Singing the alphabet is also a favourite pastime right now ... but as with many children I've heard, while most letters have their own sound L, M, N, O and P become one long sound and almost one letter in it's own right!!

I read recently in a parenting magazine that if by the age of three your child doesn't have 20-30 words that they use regularly they may have some developmental problems ... we definitely don't have that issue here. What I find most endearing is the way Abigail has changed some words and phrases to develop her own little way of saying things ... and I know I'll be sad when the day comes and she corrects herself and they all slowly disappear!

Here are just some of her little words and phrases that make me smile ... Complete with translation if it's not immediately obvious!! Sadly some have already disappeared.
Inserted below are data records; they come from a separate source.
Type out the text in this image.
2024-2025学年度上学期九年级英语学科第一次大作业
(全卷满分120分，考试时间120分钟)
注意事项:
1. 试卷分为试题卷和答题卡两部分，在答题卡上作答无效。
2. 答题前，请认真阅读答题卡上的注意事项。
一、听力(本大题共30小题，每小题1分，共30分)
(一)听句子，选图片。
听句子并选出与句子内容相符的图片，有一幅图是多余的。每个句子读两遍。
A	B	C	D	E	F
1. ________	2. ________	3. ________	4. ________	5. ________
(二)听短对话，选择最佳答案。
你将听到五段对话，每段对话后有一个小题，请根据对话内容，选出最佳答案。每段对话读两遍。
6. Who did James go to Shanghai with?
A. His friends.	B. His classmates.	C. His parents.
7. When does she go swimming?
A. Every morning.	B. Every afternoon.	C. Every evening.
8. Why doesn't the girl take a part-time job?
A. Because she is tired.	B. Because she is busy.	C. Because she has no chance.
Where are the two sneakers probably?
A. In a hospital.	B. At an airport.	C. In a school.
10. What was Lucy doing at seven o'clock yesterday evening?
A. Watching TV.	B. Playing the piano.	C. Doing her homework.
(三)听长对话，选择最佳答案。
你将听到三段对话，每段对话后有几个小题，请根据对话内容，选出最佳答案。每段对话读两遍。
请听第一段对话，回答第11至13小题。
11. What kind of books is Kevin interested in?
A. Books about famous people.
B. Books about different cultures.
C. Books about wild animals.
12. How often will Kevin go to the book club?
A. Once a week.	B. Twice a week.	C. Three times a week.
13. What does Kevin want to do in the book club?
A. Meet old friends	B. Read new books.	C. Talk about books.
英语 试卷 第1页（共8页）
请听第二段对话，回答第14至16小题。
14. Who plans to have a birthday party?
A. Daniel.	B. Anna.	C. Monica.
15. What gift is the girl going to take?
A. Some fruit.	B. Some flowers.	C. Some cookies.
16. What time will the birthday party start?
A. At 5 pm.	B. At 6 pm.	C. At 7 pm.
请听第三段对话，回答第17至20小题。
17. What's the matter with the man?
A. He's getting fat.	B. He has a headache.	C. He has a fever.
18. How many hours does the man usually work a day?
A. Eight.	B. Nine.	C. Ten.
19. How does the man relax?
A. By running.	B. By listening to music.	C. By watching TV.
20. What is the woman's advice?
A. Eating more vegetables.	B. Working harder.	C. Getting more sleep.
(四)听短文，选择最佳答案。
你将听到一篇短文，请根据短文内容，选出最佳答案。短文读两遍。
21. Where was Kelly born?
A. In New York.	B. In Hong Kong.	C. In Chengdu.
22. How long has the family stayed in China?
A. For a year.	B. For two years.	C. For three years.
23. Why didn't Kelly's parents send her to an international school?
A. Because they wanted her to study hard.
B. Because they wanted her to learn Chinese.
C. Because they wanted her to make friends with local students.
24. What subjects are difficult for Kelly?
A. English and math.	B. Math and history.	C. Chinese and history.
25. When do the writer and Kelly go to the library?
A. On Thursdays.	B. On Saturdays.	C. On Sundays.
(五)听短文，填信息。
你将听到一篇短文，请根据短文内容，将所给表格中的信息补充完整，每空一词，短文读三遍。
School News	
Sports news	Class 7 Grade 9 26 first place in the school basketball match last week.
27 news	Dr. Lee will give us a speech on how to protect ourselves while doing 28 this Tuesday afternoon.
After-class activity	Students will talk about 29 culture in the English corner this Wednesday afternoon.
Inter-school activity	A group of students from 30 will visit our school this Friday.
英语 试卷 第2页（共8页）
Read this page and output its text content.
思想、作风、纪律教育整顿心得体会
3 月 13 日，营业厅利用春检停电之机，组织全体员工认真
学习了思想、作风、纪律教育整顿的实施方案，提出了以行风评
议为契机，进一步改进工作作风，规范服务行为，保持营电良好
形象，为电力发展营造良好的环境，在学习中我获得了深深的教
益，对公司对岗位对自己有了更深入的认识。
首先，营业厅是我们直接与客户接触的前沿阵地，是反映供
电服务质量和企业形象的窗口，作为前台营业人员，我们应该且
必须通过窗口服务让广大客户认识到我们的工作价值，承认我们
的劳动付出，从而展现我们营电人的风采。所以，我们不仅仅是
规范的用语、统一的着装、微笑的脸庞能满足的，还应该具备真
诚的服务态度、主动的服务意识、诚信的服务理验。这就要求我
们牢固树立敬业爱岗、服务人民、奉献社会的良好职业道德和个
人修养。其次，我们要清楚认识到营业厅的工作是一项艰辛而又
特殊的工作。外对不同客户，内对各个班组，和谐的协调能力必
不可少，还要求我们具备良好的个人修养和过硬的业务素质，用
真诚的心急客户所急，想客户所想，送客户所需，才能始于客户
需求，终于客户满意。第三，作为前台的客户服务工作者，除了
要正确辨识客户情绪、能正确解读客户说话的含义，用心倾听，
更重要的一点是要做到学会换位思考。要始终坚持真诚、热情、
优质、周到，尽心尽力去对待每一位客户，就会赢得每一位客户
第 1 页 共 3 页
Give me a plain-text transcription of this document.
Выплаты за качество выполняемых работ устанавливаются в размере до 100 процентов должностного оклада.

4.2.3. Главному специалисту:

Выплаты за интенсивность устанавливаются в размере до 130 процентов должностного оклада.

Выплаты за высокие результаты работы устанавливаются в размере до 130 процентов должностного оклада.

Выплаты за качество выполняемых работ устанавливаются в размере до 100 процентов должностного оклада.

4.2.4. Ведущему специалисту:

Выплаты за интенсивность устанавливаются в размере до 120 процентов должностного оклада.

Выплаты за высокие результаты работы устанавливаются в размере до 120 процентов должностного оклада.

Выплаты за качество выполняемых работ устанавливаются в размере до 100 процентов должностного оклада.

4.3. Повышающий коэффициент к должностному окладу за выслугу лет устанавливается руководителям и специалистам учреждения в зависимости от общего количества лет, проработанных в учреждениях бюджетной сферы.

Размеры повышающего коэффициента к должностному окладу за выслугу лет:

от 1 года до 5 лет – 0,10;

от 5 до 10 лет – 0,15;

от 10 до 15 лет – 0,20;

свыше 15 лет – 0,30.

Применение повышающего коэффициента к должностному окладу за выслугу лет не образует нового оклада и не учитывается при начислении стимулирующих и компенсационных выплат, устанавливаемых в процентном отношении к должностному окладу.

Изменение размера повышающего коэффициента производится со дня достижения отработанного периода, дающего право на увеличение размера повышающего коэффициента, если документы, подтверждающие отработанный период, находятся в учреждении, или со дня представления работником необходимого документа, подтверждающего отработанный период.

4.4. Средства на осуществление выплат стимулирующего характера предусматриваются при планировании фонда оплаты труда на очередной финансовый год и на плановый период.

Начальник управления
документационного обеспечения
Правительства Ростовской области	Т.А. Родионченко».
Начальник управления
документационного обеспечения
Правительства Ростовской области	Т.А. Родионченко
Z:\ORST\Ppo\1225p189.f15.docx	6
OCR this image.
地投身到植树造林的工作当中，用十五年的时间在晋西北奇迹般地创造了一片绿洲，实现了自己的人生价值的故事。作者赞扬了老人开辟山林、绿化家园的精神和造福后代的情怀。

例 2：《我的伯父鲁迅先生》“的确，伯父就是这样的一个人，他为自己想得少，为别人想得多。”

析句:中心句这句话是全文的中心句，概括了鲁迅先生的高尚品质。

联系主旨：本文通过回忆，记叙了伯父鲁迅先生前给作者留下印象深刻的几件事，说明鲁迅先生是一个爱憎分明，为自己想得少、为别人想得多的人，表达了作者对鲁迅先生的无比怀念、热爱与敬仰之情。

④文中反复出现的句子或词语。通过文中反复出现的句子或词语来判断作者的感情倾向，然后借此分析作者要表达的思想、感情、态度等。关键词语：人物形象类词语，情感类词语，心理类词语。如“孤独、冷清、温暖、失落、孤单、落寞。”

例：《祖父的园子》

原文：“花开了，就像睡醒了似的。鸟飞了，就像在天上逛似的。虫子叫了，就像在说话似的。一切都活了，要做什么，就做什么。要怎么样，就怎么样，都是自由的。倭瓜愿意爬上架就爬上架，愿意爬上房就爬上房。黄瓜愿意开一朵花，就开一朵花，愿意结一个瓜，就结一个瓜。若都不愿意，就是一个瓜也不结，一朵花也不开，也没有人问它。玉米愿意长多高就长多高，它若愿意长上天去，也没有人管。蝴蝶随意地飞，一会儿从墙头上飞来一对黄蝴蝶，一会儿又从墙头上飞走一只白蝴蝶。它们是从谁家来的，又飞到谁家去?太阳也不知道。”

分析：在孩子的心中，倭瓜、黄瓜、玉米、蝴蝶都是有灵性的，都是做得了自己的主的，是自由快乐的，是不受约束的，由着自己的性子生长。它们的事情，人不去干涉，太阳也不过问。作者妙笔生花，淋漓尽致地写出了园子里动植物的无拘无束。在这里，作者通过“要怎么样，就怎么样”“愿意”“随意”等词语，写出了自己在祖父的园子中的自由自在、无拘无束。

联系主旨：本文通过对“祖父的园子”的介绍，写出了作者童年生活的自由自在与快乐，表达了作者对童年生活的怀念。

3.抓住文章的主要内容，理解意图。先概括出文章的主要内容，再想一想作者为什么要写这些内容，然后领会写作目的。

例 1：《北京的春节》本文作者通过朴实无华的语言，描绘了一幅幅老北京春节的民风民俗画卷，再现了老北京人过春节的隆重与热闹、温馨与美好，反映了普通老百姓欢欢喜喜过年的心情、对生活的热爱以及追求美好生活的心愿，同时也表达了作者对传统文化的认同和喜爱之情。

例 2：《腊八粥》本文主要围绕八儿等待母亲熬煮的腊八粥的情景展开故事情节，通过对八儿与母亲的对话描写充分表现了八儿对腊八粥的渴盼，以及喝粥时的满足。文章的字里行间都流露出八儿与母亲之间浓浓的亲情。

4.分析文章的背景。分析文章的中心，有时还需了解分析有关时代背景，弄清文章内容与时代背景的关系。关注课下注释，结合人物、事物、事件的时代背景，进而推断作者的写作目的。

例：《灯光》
  • Abi dude it - Abi do it
  • socks-sidge - sausage
  • lie-lin - lion
  • colour-ling - colouring
  • efferlent - elephant
  • What it is? - What is it?
  • It's looking a bit 'froggy' outside - foggy
  • Wha' you say? - What did you say?
  • Bye bye bodies - bye everybody
  • I've got a 'nogey' - bogey
  • I can't how to do it  - I don't know how to do it
  • No please mummy - no thank you mummy
  • The last day - the other day or last time

After just a week of coming home from the hospital, Naomi was renamed 'Nomi' by Abigail ... that one has stuck for her and the rest of us ... I can see Naomi going through her whole life being called Nomi by her nearest and dearest now thanks to her big sister!!